Let me make the case to you for setting micro goals. Writing a book is a complicated process. Some days, 100 words are more than doable. Other days, it feels a gargantuan task. When I have days like the latter, what helps is telling myself I only have to write one sentence. It’s almost impossible not to talk myself into doing just that much. Usually, once I have that one sentence down, it’s enough to motivate me to keep going with the work.
Take this blog post, for example. I told myself I was only going to write a topic sentence. But a minute or so has gone by now, and I am still writing the post. I can’t keep this little sprint going for much longer, but it’s given me a solid start. That’s the power of micro goals.
When I’m working on a draft of a novel, I set a word count goal for 2,000 words per day. It’s been like this for as long as I can remember, maybe since college. But on days when writing feels impossible, like the last thing I would ever want to do, I lower my expectations.
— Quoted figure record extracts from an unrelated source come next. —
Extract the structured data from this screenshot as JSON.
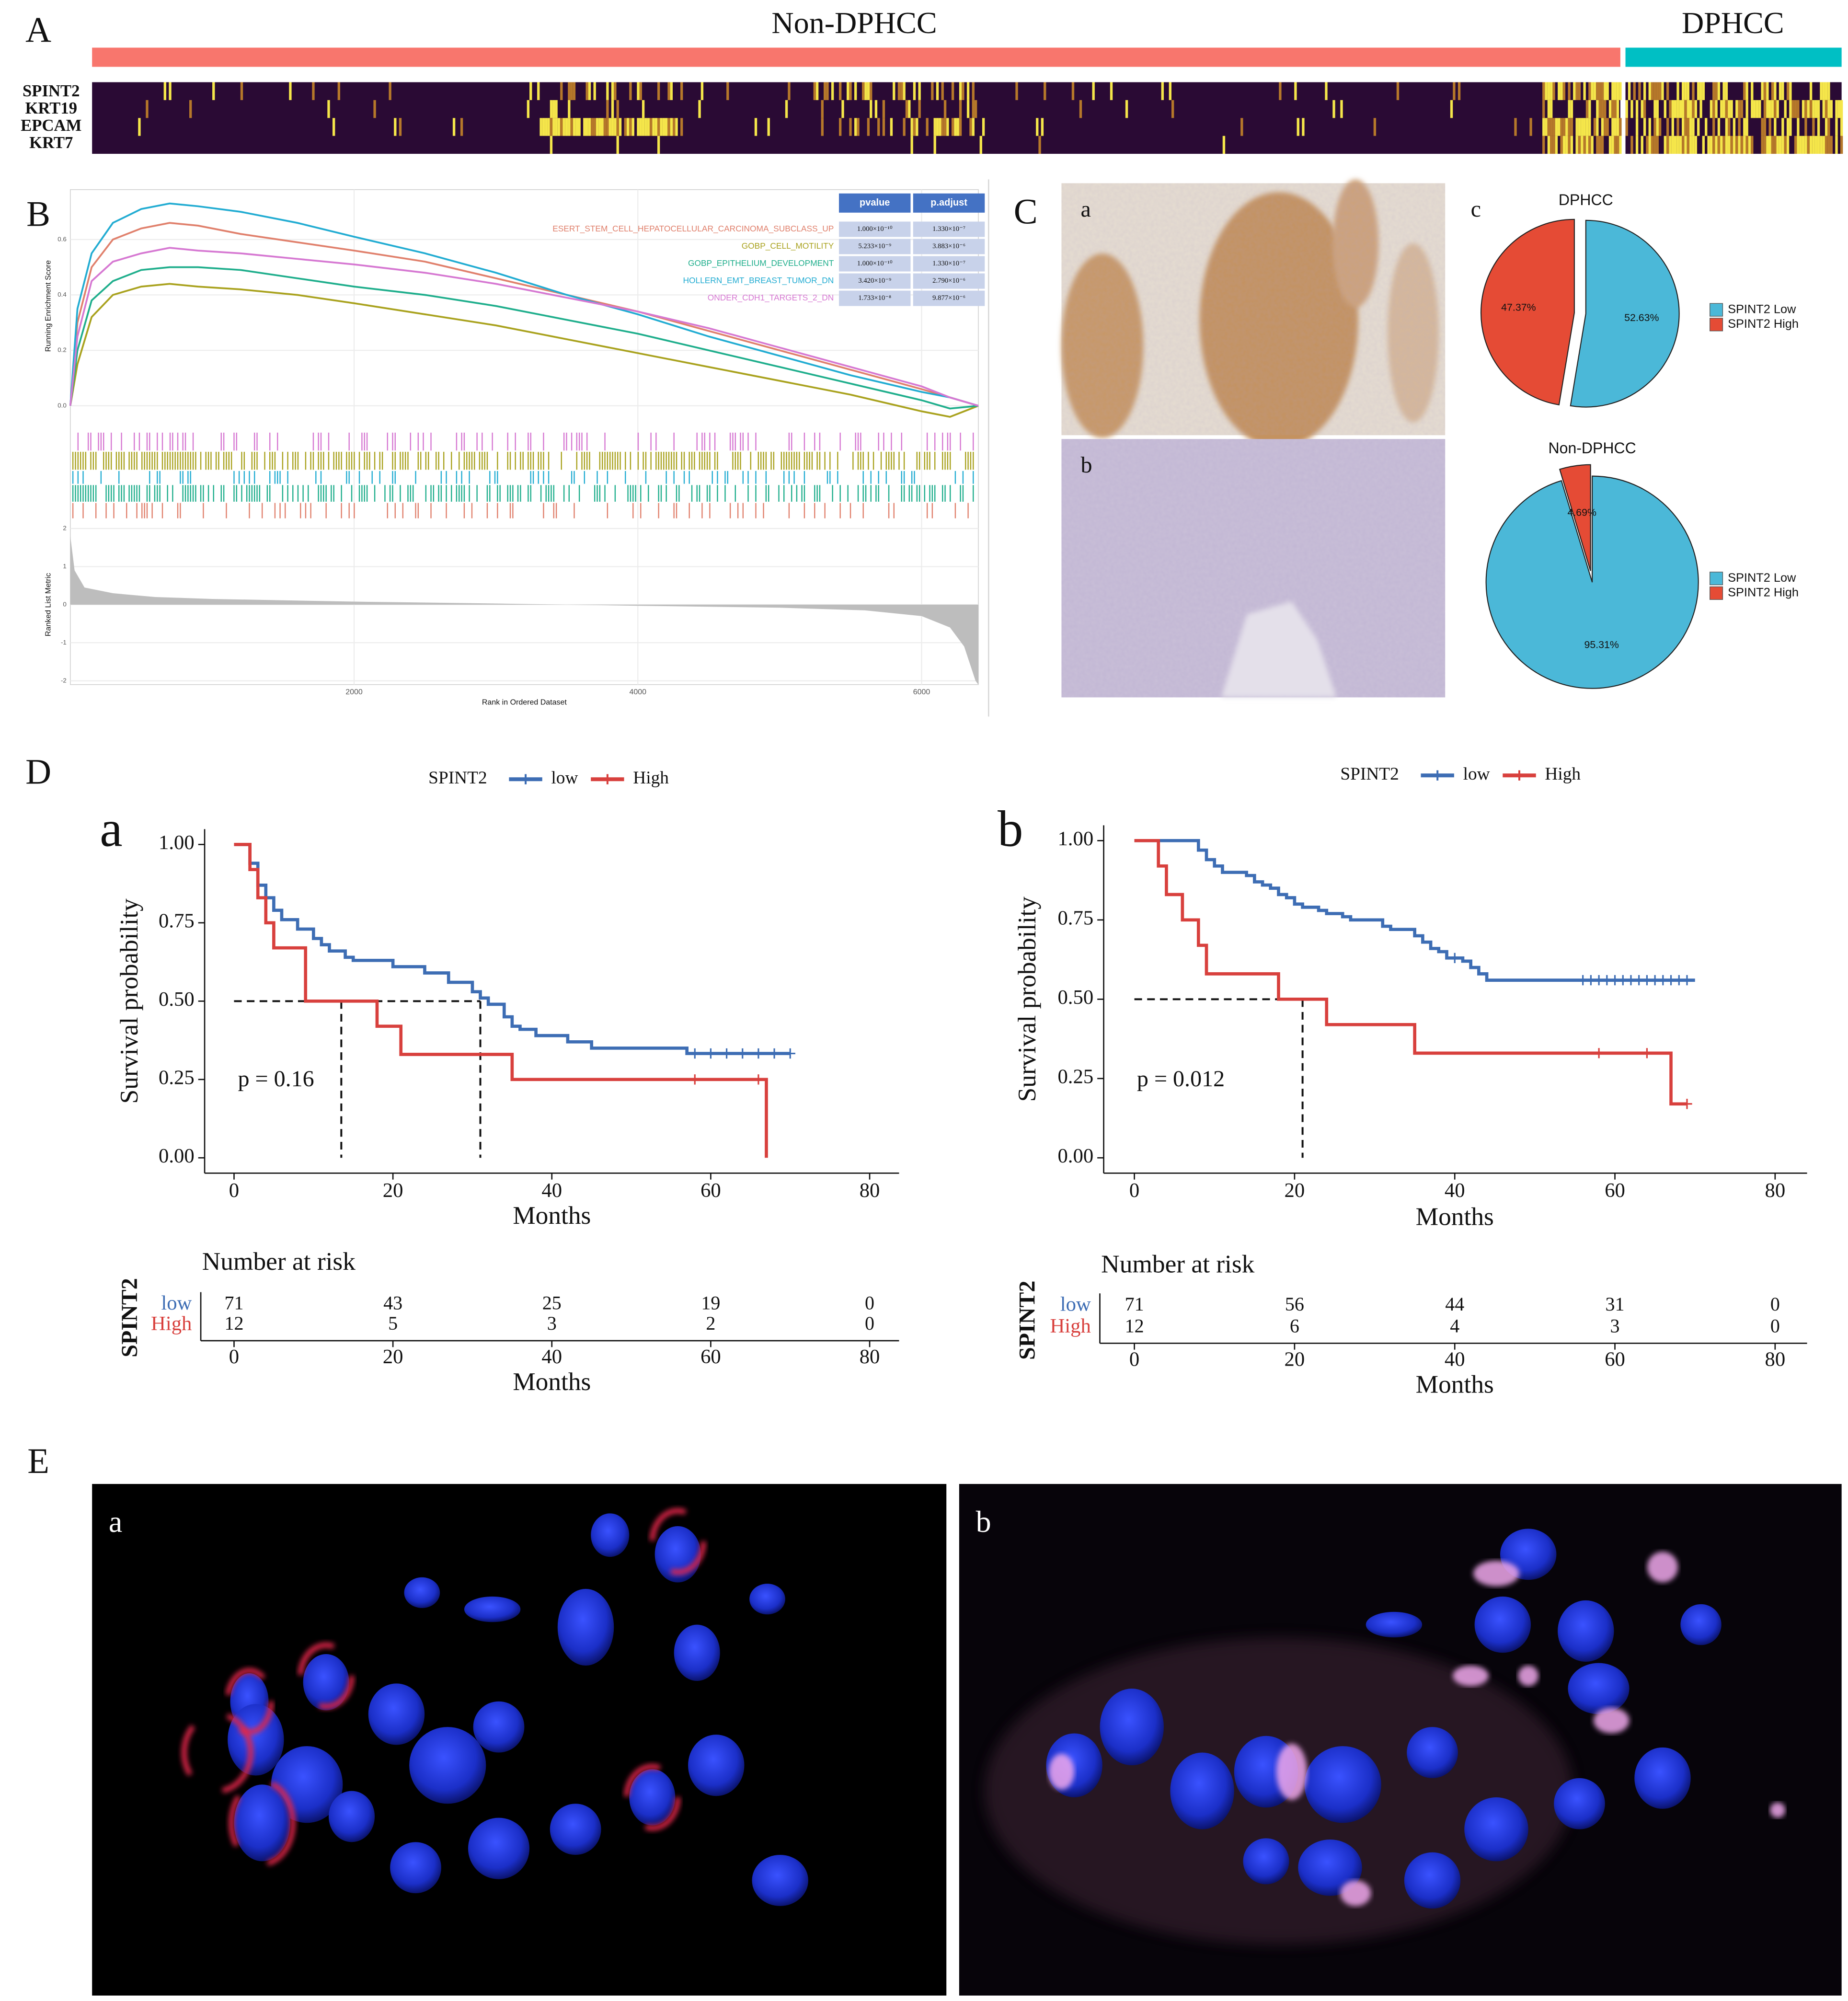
{
  "panel_labels": [
    "A",
    "B",
    "C",
    "D",
    "E"
  ],
  "image_labels": [
    "a",
    "b",
    "c"
  ],
  "fluorescence_labels": [
    "a",
    "b"
  ],
  "chart_data": [
    {
      "type": "heatmap",
      "groups": [
        "Non-DPHCC",
        "DPHCC"
      ],
      "group_colors": [
        "#f8766d",
        "#00bfc4"
      ],
      "rows": [
        "SPINT2",
        "KRT19",
        "EPCAM",
        "KRT7"
      ]
    },
    {
      "type": "gsea",
      "ylabel": "Running Enrichment Score",
      "ylabel2": "Ranked List Metric",
      "xlabel": "Rank in Ordered Dataset",
      "xlim": [
        0,
        6400
      ],
      "xticks": [
        2000,
        4000,
        6000
      ],
      "ylim": [
        -0.06,
        0.78
      ],
      "yticks": [
        {
          "value": 0,
          "label": "0.0"
        },
        0.2,
        0.4,
        0.6
      ],
      "y2lim": [
        -2.1,
        2.1
      ],
      "y2ticks": [
        -2,
        -1,
        0,
        1,
        2
      ],
      "x": [
        0,
        50,
        150,
        300,
        500,
        700,
        900,
        1200,
        1600,
        2000,
        2500,
        3000,
        3500,
        4000,
        4500,
        5000,
        5500,
        6000,
        6200,
        6400
      ],
      "series": [
        {
          "name": "ESERT_STEM_CELL_HEPATOCELLULAR_CARCINOMA_SUBCLASS_UP",
          "color": "#e0806c",
          "values": [
            0,
            0.3,
            0.5,
            0.6,
            0.64,
            0.66,
            0.65,
            0.62,
            0.59,
            0.56,
            0.52,
            0.46,
            0.4,
            0.34,
            0.27,
            0.2,
            0.13,
            0.06,
            0.03,
            0
          ]
        },
        {
          "name": "GOBP_CELL_MOTILITY",
          "color": "#a9a21e",
          "values": [
            0,
            0.15,
            0.32,
            0.4,
            0.43,
            0.44,
            0.43,
            0.42,
            0.4,
            0.37,
            0.33,
            0.29,
            0.24,
            0.19,
            0.14,
            0.09,
            0.04,
            -0.02,
            -0.04,
            0
          ]
        },
        {
          "name": "GOBP_EPITHELIUM_DEVELOPMENT",
          "color": "#1fae8c",
          "values": [
            0,
            0.2,
            0.38,
            0.45,
            0.49,
            0.5,
            0.5,
            0.49,
            0.46,
            0.43,
            0.4,
            0.36,
            0.31,
            0.26,
            0.2,
            0.14,
            0.08,
            0.02,
            -0.01,
            0
          ]
        },
        {
          "name": "HOLLERN_EMT_BREAST_TUMOR_DN",
          "color": "#22acd2",
          "values": [
            0,
            0.35,
            0.55,
            0.66,
            0.71,
            0.73,
            0.72,
            0.7,
            0.66,
            0.61,
            0.55,
            0.48,
            0.4,
            0.33,
            0.25,
            0.18,
            0.11,
            0.05,
            0.03,
            0
          ]
        },
        {
          "name": "ONDER_CDH1_TARGETS_2_DN",
          "color": "#d678d2",
          "values": [
            0,
            0.25,
            0.45,
            0.52,
            0.55,
            0.57,
            0.56,
            0.55,
            0.53,
            0.51,
            0.48,
            0.44,
            0.39,
            0.34,
            0.28,
            0.21,
            0.14,
            0.07,
            0.03,
            0
          ]
        }
      ],
      "table": {
        "columns": [
          "pvalue",
          "p.adjust"
        ],
        "rows": [
          [
            "1.000×10⁻¹⁰",
            "1.330×10⁻⁷"
          ],
          [
            "5.233×10⁻⁹",
            "3.883×10⁻⁶"
          ],
          [
            "1.000×10⁻¹⁰",
            "1.330×10⁻⁷"
          ],
          [
            "3.420×10⁻⁹",
            "2.790×10⁻⁶"
          ],
          [
            "1.733×10⁻⁸",
            "9.877×10⁻⁶"
          ]
        ]
      },
      "metric": {
        "x": [
          0,
          30,
          100,
          300,
          600,
          1000,
          2000,
          3000,
          4000,
          5000,
          5600,
          6000,
          6200,
          6300,
          6380,
          6400
        ],
        "values": [
          1.8,
          0.9,
          0.45,
          0.3,
          0.2,
          0.15,
          0.08,
          0.03,
          -0.03,
          -0.08,
          -0.15,
          -0.3,
          -0.6,
          -1.1,
          -2.0,
          -2.1
        ]
      }
    },
    {
      "type": "pie",
      "title": "DPHCC",
      "categories": [
        "SPINT2 Low",
        "SPINT2 High"
      ],
      "colors": [
        "#4bb8d8",
        "#e54b35"
      ],
      "values": [
        52.63,
        47.37
      ],
      "value_labels": [
        "52.63%",
        "47.37%"
      ]
    },
    {
      "type": "pie",
      "title": "Non-DPHCC",
      "categories": [
        "SPINT2 Low",
        "SPINT2 High"
      ],
      "colors": [
        "#4bb8d8",
        "#e54b35"
      ],
      "values": [
        95.31,
        4.69
      ],
      "value_labels": [
        "95.31%",
        "4.69%"
      ]
    },
    {
      "type": "km",
      "label": "a",
      "legend_title": "SPINT2",
      "xlabel": "Months",
      "ylabel": "Survival probability",
      "annotation": "p = 0.16",
      "xlim": [
        0,
        80
      ],
      "xticks": [
        0,
        20,
        40,
        60,
        80
      ],
      "ylim": [
        0,
        1
      ],
      "yticks": [
        {
          "value": 0,
          "label": "0.00"
        },
        0.25,
        {
          "value": 0.5,
          "label": "0.50"
        },
        0.75,
        {
          "value": 1,
          "label": "1.00"
        }
      ],
      "median_level": 0.5,
      "medians": [
        13.5,
        31
      ],
      "risk_title": "Number at risk",
      "series": [
        {
          "name": "low",
          "color": "#3d6db4",
          "x": [
            0,
            2,
            3,
            4,
            5,
            6,
            8,
            10,
            11,
            12,
            14,
            15,
            20,
            24,
            27,
            30,
            31,
            32,
            34,
            35,
            36,
            38,
            42,
            45,
            57,
            70
          ],
          "values": [
            1,
            0.94,
            0.87,
            0.83,
            0.79,
            0.76,
            0.73,
            0.7,
            0.68,
            0.66,
            0.64,
            0.63,
            0.61,
            0.59,
            0.56,
            0.53,
            0.51,
            0.49,
            0.45,
            0.42,
            0.41,
            0.39,
            0.37,
            0.35,
            0.333,
            0.333
          ],
          "censored": [
            58,
            60,
            62,
            64,
            66,
            68,
            70
          ],
          "at_risk": [
            71,
            43,
            25,
            19,
            0
          ]
        },
        {
          "name": "High",
          "color": "#d8403d",
          "x": [
            0,
            2,
            3,
            4,
            5,
            9,
            18,
            21,
            35,
            67
          ],
          "values": [
            1,
            0.92,
            0.83,
            0.75,
            0.67,
            0.5,
            0.42,
            0.33,
            0.25,
            0
          ],
          "censored": [
            58,
            66
          ],
          "at_risk": [
            12,
            5,
            3,
            2,
            0
          ]
        }
      ]
    },
    {
      "type": "km",
      "label": "b",
      "legend_title": "SPINT2",
      "xlabel": "Months",
      "ylabel": "Survival probability",
      "annotation": "p = 0.012",
      "xlim": [
        0,
        80
      ],
      "xticks": [
        0,
        20,
        40,
        60,
        80
      ],
      "ylim": [
        0,
        1
      ],
      "yticks": [
        {
          "value": 0,
          "label": "0.00"
        },
        0.25,
        {
          "value": 0.5,
          "label": "0.50"
        },
        0.75,
        {
          "value": 1,
          "label": "1.00"
        }
      ],
      "median_level": 0.5,
      "medians": [
        21
      ],
      "risk_title": "Number at risk",
      "series": [
        {
          "name": "low",
          "color": "#3d6db4",
          "x": [
            0,
            8,
            9,
            10,
            11,
            14,
            15,
            16,
            17,
            18,
            19,
            20,
            21,
            23,
            24,
            26,
            27,
            31,
            32,
            35,
            36,
            37,
            38,
            39,
            41,
            42,
            43,
            44,
            70
          ],
          "values": [
            1,
            0.97,
            0.94,
            0.92,
            0.9,
            0.89,
            0.87,
            0.86,
            0.85,
            0.83,
            0.82,
            0.8,
            0.79,
            0.78,
            0.77,
            0.76,
            0.75,
            0.73,
            0.72,
            0.7,
            0.68,
            0.66,
            0.65,
            0.63,
            0.62,
            0.6,
            0.58,
            0.56,
            0.56
          ],
          "censored": [
            40,
            56,
            57,
            58,
            59,
            60,
            61,
            62,
            63,
            64,
            65,
            66,
            67,
            68,
            69
          ],
          "at_risk": [
            71,
            56,
            44,
            31,
            0
          ]
        },
        {
          "name": "High",
          "color": "#d8403d",
          "x": [
            0,
            3,
            4,
            6,
            8,
            9,
            18,
            24,
            35,
            67,
            69
          ],
          "values": [
            1,
            0.92,
            0.83,
            0.75,
            0.67,
            0.58,
            0.5,
            0.42,
            0.33,
            0.17,
            0.17
          ],
          "censored": [
            58,
            64,
            69
          ],
          "at_risk": [
            12,
            6,
            4,
            3,
            0
          ]
        }
      ]
    }
  ]
}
On days when I’m struggling, I focus on a much lower word count target, say, 500 words, or 100. Once, I even set a target for like, 50 words (a Very Bad Day). Still, it counted as writing, because I was getting words down. Even if my word count goal was lower than I wanted, I still got something done. That is the power of micro goals.
So, the next time you’re struggling, lower the bar. Decrease the word count goal. This is not only good for morale, but also productivity. You’ll be surprised how much progress you’ll make.
As I write this, I am dictating it. I’m in the middle of a pretty bad arthritis flare-up, I have it in my hands, so it makes writing difficult. I wanted to get this blog post done, however, so I set a goal to just write the next sentence. Here we are now, at the conclusion of this post. It’s going to be a short one, but I hope it helps someone as much as it’s helped me to figure this out.
How do you eat an elephant? One bite at a time.